Figure 7(c) also shows that zone plates with a higher value of H have a steeper slope in their output curve when the input intensity is less than the limiting threshold. A steeper curve corresponds to a higher focusing efficiency, indicating that more light is focused by thicker devices. This trend can be explained by the lower transmission coefficient of the embedded regions at higher thickness (i.e., they are opaquer). Additionally, after the threshold intensity, higher values of H display flatter or even decreasing slopes in the output curves, which indicates a stronger optical limiting effect. However, as we further increase the device thickness, improvements in the focusing efficiency and optical limiting effect will gradually saturate when the transmission coefficient of the embedded region is so close to 0 as to be considered fully opaque. For example, as shown in Fig. 7(c), we see little improvement in the optical limiting behavior when we further increase H from 0.5 $\mu m$ (yellow) to 0.625 $\mu m$ (purple), which correspond to very low transmission coefficients of 0.004 and 0.001, respectively, in the embedded regions of the device.

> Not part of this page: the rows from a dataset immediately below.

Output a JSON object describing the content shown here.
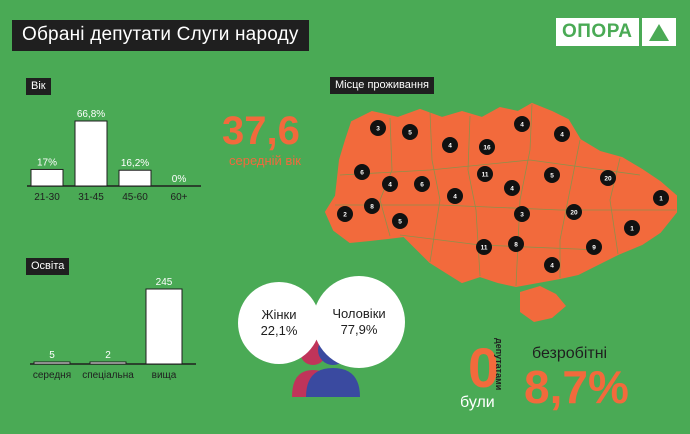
{
  "title": "Обрані депутати Слуги народу",
  "logo": {
    "text": "ОПОРА"
  },
  "age": {
    "label": "Вік",
    "average_value": "37,6",
    "average_label": "середній вік"
  },
  "education": {
    "label": "Освіта"
  },
  "residence": {
    "label": "Місце проживання"
  },
  "gender": {
    "women_label": "Жінки",
    "women_value": "22,1%",
    "men_label": "Чоловіки",
    "men_value": "77,9%"
  },
  "unemployed": {
    "zero": "0",
    "were": "були",
    "deputies": "депутатами",
    "label": "безробітні",
    "value": "8,7%"
  },
  "colors": {
    "background": "#4aaa55",
    "accent": "#f26a3c",
    "dark": "#1f1f1f",
    "woman": "#c0345a",
    "man": "#3a4aa0"
  },
  "chart_data": [
    {
      "type": "bar",
      "title": "Вік",
      "categories": [
        "21-30",
        "31-45",
        "45-60",
        "60+"
      ],
      "values": [
        17,
        66.8,
        16.2,
        0
      ],
      "value_labels": [
        "17%",
        "66,8%",
        "16,2%",
        "0%"
      ]
    },
    {
      "type": "bar",
      "title": "Освіта",
      "categories": [
        "середня",
        "спеціальна",
        "вища"
      ],
      "values": [
        5,
        2,
        245
      ],
      "value_labels": [
        "5",
        "2",
        "245"
      ]
    }
  ],
  "map": {
    "region_counts": [
      "3",
      "5",
      "4",
      "16",
      "4",
      "4",
      "6",
      "4",
      "6",
      "4",
      "11",
      "4",
      "5",
      "20",
      "1",
      "2",
      "8",
      "5",
      "3",
      "20",
      "1",
      "11",
      "8",
      "9",
      "4"
    ]
  }
}
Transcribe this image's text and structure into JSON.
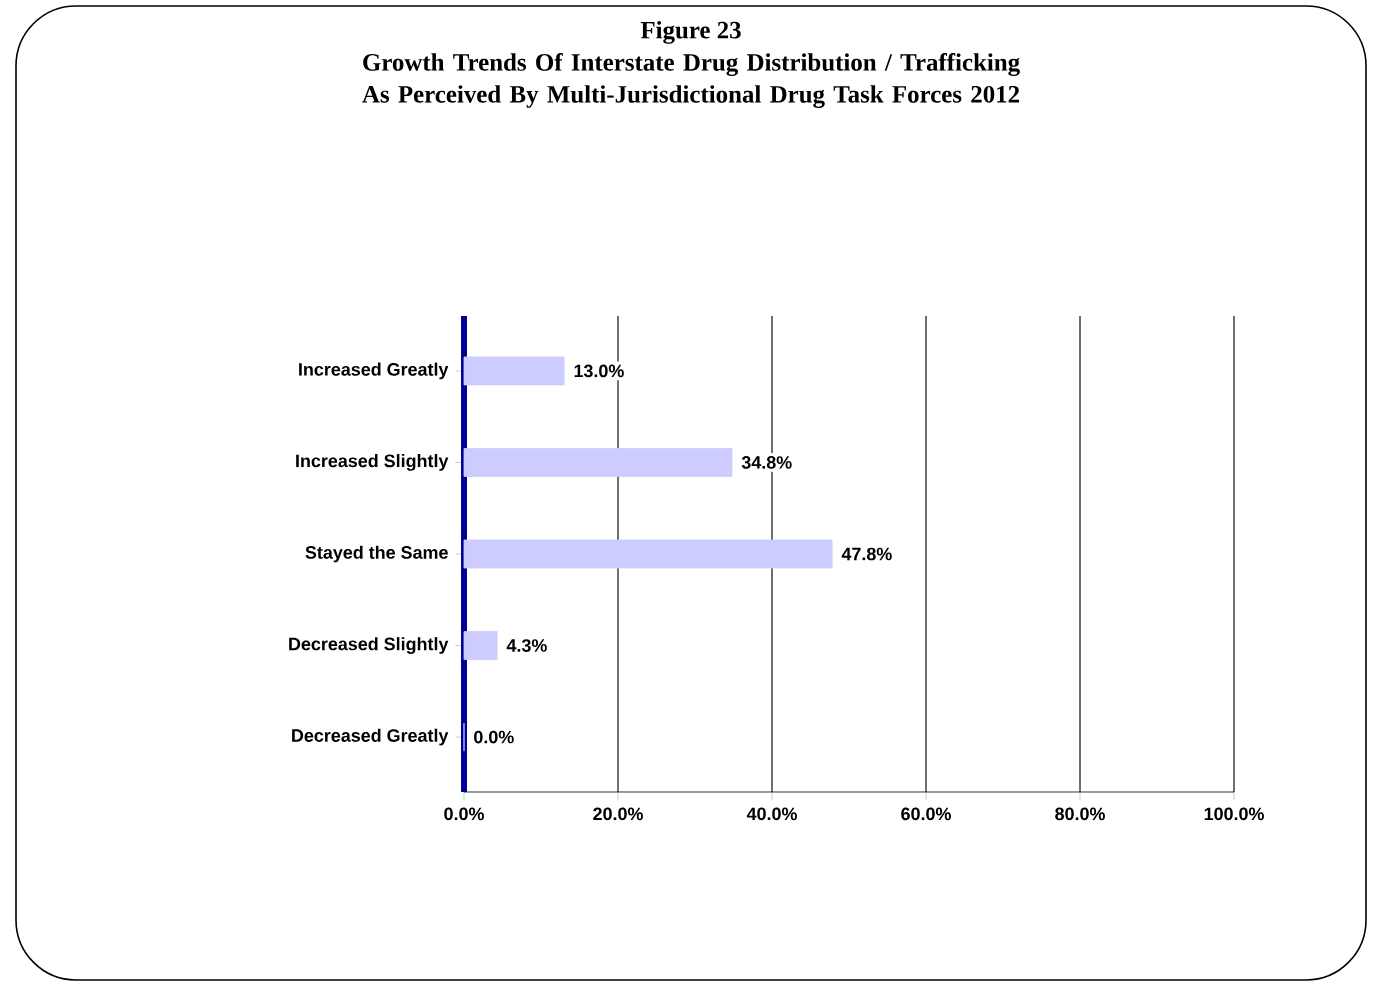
{
  "chart_data": {
    "type": "bar",
    "orientation": "horizontal",
    "title": "Figure 23",
    "subtitle": "Growth Trends Of Interstate Drug Distribution / Trafficking As Perceived By Multi-Jurisdictional Drug Task Forces 2012",
    "categories": [
      "Increased Greatly",
      "Increased Slightly",
      "Stayed the Same",
      "Decreased Slightly",
      "Decreased Greatly"
    ],
    "values": [
      13.0,
      34.8,
      47.8,
      4.3,
      0.0
    ],
    "value_labels": [
      "13.0%",
      "34.8%",
      "47.8%",
      "4.3%",
      "0.0%"
    ],
    "color": "#ccccff",
    "xlim": [
      0,
      100
    ],
    "xticks": [
      {
        "value": 0,
        "label": "0.0%"
      },
      {
        "value": 20,
        "label": "20.0%"
      },
      {
        "value": 40,
        "label": "40.0%"
      },
      {
        "value": 60,
        "label": "60.0%"
      },
      {
        "value": 80,
        "label": "80.0%"
      },
      {
        "value": 100,
        "label": "100.0%"
      }
    ],
    "grid": "x"
  }
}
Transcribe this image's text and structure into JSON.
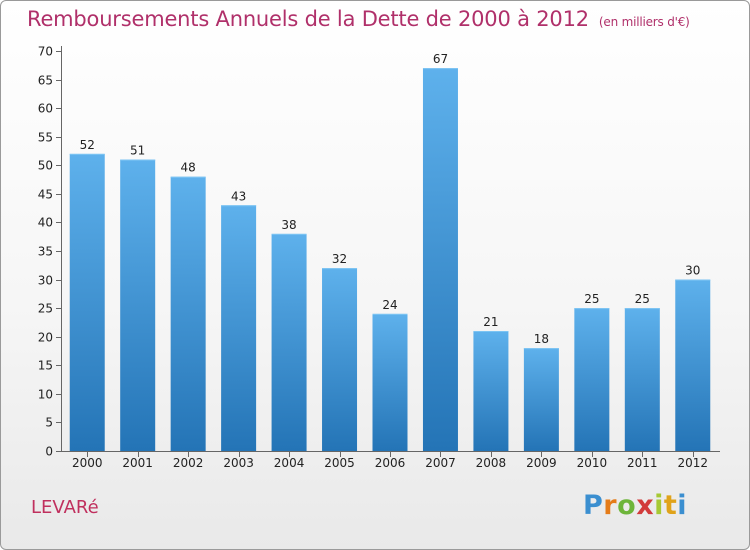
{
  "header": {
    "title": "Remboursements Annuels de la Dette de 2000 à 2012",
    "unit": "(en milliers d'€)"
  },
  "footer": {
    "commune": "LEVARé",
    "logo": [
      "P",
      "r",
      "o",
      "x",
      "i",
      "t",
      "i"
    ]
  },
  "colors": {
    "title": "#b0306a",
    "bar_top": "#5eb1ec",
    "bar_bottom": "#2474b6",
    "logo": [
      "#3b8fd0",
      "#e57c19",
      "#6eb53a",
      "#d23b3b",
      "#a6c934",
      "#e0a31a",
      "#3b8fd0"
    ]
  },
  "chart_data": {
    "type": "bar",
    "title": "Remboursements Annuels de la Dette de 2000 à 2012",
    "subtitle": "(en milliers d'€)",
    "categories": [
      "2000",
      "2001",
      "2002",
      "2003",
      "2004",
      "2005",
      "2006",
      "2007",
      "2008",
      "2009",
      "2010",
      "2011",
      "2012"
    ],
    "values": [
      52,
      51,
      48,
      43,
      38,
      32,
      24,
      67,
      21,
      18,
      25,
      25,
      30
    ],
    "ylim": [
      0,
      70
    ],
    "yticks": [
      0,
      5,
      10,
      15,
      20,
      25,
      30,
      35,
      40,
      45,
      50,
      55,
      60,
      65,
      70
    ],
    "grid": false,
    "legend": "none"
  }
}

The number of zones ${n_0}$ in the nonlinear zone plate can also affect the optical limiting performance, as shown in Fig. 7(d). With H fixed at $H$ = 0.5 $\mu $m, zone plates with a higher ${n_0}$ have higher output intensity for a given input below the threshold, because more power can be transmitted and focused by larger devices. A larger ${n_0}$ also contributes to a better optical limiting behavior as evidenced by a flatter or decreasing curve above the threshold. However, the threshold intensity does not vary at different ${n_0}$ and only depends on H.

6. Conclusions

In this work, we show a nonlinear zone plate composed of a dielectric embedded with alternating zones of a saturable absorbing material can act as a low-power optical limiter. Using InAs quantum dots as an example of the saturable absorber, we computationally designed an ultrathin optical limiter with a threshold intensity as low as 0.45 kW/cm². This threshold is several orders of magnitude smaller than its bulk counterparts using the thermo-optic effect [1,4,5] and also smaller than those observed in current flat optics-based optical limiters [6–13]. Our nonlinear zone plate design could enable ultra-thin optical limiters and potentially find broad application where nonlinear focusing ability is needed, such as optical signal processing [42–44] and optical machine learning [45].